Texas attacks women’s health care

On Nov. 1, Texas will launch a new state-funded Women’s Health Program banning any affiliates associated with abortion providers. In the ongoing anti-abortion hysteria, the state is revamping the program to ban Planned Parenthood as a health care provider solely because some of their clinics, which are not even part of the WHP, provide abortion services, and despite the fact that pregnant women do not even qualify for the WHP.

Gov. Rick Perry moved to take state control over the federal Medicaid-waiver program stating that because PP was a provider, the program was part of federal government’s “pro-abortion agenda.”

Texas already faces a dismal health care record with some of the highest rates of sexually transmitted infections in the United States and a large number—34 percent statewide and 66 percent in rural areas—of uninsured women of childbearing age as well as the third-lowest ranking in the country for primary care physicians per 100,000 residents.
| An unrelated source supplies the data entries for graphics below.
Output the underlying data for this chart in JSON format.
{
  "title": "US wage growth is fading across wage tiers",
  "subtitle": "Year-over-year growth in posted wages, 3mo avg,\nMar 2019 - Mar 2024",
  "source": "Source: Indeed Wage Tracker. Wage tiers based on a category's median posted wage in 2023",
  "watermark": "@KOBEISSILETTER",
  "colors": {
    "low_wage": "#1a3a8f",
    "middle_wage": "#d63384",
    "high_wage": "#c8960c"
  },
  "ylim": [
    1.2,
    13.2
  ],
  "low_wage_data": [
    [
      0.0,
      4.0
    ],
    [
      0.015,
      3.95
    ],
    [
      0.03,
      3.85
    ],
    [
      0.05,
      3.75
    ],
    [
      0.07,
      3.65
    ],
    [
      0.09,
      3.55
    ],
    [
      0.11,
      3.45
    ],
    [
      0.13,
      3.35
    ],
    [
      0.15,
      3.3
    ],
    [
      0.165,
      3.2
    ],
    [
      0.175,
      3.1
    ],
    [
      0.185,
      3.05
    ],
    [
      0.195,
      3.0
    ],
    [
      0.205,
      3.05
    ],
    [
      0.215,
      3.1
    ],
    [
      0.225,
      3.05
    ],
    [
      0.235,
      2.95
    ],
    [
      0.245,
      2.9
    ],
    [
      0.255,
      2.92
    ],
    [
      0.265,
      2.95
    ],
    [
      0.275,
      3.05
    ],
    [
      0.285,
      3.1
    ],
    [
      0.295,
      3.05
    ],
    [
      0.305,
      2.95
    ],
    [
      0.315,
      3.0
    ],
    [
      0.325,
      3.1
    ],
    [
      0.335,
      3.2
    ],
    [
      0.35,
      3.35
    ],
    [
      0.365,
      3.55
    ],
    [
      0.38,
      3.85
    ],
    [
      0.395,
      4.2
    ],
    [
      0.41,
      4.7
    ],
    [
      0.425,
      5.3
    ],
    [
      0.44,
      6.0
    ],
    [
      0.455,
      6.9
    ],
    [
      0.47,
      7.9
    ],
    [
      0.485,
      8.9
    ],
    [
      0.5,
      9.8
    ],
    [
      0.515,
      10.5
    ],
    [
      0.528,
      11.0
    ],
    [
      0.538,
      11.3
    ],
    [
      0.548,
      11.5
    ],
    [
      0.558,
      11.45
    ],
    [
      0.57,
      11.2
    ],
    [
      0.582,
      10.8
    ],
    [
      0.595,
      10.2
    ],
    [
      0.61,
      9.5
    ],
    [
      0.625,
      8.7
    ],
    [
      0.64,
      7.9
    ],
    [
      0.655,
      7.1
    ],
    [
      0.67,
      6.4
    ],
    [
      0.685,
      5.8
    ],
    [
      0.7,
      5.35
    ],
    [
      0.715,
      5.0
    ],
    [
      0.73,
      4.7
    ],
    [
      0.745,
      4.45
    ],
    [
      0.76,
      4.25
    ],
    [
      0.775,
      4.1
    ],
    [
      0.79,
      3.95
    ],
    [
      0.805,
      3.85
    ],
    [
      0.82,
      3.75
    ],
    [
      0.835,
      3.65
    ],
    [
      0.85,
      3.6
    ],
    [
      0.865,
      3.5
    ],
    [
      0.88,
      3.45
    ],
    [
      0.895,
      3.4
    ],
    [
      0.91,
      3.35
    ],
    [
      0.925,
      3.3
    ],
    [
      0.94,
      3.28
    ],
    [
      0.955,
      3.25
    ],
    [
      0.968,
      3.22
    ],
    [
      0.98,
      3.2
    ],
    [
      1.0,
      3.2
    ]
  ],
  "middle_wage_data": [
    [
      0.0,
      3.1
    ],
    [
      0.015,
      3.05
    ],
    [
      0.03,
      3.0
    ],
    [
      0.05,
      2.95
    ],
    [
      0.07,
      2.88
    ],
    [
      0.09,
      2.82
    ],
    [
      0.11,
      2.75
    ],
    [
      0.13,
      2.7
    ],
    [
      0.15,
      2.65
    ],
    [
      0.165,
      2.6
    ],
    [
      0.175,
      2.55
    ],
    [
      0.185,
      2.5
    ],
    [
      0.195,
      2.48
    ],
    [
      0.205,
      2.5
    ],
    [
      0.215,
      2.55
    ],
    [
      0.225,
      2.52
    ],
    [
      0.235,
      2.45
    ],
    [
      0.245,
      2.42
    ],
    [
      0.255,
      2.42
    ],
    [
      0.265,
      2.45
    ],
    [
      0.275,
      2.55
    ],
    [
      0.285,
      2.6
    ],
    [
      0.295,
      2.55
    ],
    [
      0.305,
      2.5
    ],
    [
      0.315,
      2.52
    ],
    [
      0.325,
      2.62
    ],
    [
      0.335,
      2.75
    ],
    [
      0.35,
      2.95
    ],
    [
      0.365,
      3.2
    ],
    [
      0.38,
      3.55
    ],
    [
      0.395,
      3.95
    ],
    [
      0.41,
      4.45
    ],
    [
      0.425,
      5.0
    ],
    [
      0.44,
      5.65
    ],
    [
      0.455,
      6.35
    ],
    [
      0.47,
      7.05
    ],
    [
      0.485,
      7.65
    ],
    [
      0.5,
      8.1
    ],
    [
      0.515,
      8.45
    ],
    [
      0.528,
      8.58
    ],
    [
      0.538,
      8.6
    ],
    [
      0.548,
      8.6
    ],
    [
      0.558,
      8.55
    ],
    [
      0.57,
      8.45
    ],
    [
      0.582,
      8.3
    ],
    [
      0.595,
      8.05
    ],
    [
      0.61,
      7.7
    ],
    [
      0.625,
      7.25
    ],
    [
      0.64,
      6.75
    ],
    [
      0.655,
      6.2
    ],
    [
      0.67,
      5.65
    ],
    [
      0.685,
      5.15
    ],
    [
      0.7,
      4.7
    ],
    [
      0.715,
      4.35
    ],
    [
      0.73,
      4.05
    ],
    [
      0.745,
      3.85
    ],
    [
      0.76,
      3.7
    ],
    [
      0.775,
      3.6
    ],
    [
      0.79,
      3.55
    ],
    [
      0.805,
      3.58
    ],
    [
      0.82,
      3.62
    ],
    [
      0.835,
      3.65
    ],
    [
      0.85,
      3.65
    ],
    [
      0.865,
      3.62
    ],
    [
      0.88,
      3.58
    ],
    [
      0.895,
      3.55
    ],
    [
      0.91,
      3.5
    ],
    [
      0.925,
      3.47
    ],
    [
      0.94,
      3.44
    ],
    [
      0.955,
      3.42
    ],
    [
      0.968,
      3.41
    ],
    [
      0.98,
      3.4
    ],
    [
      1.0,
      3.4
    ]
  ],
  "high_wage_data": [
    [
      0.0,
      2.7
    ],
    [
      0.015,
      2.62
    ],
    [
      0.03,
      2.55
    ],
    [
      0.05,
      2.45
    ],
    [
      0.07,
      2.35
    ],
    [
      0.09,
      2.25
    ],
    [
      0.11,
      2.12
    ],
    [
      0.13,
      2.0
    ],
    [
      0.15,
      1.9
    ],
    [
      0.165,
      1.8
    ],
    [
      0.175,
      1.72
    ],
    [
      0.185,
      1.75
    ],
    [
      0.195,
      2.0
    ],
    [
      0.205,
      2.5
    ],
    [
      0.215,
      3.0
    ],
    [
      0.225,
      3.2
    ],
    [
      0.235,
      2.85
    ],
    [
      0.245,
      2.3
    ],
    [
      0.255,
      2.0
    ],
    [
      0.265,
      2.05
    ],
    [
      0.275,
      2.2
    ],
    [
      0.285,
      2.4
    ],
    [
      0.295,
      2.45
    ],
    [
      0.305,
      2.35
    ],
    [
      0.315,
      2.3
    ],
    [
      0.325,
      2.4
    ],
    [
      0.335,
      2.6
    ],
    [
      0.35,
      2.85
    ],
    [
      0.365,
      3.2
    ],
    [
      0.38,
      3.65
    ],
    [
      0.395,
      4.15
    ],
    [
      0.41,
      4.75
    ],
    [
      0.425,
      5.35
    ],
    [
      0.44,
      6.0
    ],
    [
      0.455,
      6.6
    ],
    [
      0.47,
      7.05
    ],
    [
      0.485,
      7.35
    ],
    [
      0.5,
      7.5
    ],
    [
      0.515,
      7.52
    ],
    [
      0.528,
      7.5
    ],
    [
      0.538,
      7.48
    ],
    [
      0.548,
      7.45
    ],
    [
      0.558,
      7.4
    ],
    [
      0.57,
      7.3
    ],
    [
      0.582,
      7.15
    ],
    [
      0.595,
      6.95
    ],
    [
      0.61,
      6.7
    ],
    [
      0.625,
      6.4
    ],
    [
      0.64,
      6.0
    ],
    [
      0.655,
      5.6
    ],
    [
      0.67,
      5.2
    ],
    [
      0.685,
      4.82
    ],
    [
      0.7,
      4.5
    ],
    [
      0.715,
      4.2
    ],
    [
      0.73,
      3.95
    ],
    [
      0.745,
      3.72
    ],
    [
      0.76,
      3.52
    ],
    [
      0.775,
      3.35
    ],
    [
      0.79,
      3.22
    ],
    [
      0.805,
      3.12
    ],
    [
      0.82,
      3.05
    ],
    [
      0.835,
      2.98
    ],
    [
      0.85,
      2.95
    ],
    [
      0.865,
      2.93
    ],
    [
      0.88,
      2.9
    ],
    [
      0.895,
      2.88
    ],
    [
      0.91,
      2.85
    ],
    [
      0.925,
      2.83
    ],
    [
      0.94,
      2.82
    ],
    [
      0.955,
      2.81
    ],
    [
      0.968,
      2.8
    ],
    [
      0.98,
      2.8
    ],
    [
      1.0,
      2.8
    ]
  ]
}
Health care advocates are concerned that the lack of federal funds supporting the program—as $111 million in funding drops to $37.9 million—will result in less coverage to the over 1 million in need of reproductive health services statewide.

PP clinics provide cancer screenings and other reproductive health services to over half of the 130,000 women who access the WHP statewide. In a hollow reassurance, Texas Health and Human Services Commissioner Kyle Janek is “confident” the state can find providers to replace Planned Parenthood clinics.

“[O]ne Planned Parenthood clinic saw over two and a half times the number of patients that 29 other clinics saw in one year. And that’s just in Austin, where health clinics and doctors are numerous and easily accessible… ” (RH Reality Check).

According to the Austinist.com, “Family planning clinics that still received funding faced budget cuts of up to 75 percent. While 25 family planning clinics closed, many existing clinics are now charging for previously free services, raising prices on some services, and restricting access to more expensive and effective methods of contraception such as intrauterine devices and subdermal implants.… Additionally, the poorest women who cannot pay are now being turned away from well-woman exams and denied birth control pills, while their visits would have previously been covered by public funds.”

In reality, the new WHP means women in Texas will have to jump through even more hoops to access care, and in many rural areas they will have no access due to lack of providers. A George Washington University study shows the lack of access to care under the new plan will result in more unwanted births and more taxpayer-funded Medicaid births, which translates into declining health and increased hardship for women and children.

And it does not end there. The bill ties the legislature’s hands by including what is called a “poison pill.” If judges rule that the exclusion of Planned Parenthood is unconstitutional, then the WHP will be killed instead of being revised leaving many low-income women with no option for women’s health services.Anti-choice advocates show once again that they are only “pro-life” until birth with a total disregard for the quality of life of the mother or the child beyond the womb, as they are the same forces slashing social services for the poor. The current attack on abortion rights is in reality an attack on women’s overall quality of life, driving more women into poverty.

We cannot wait for the politicians to do it for us. It is up to us to make the change that is needed and defend our rights. What is necessary—and what has been the agent of change throughout history—is a mass movement to stand up for our rights.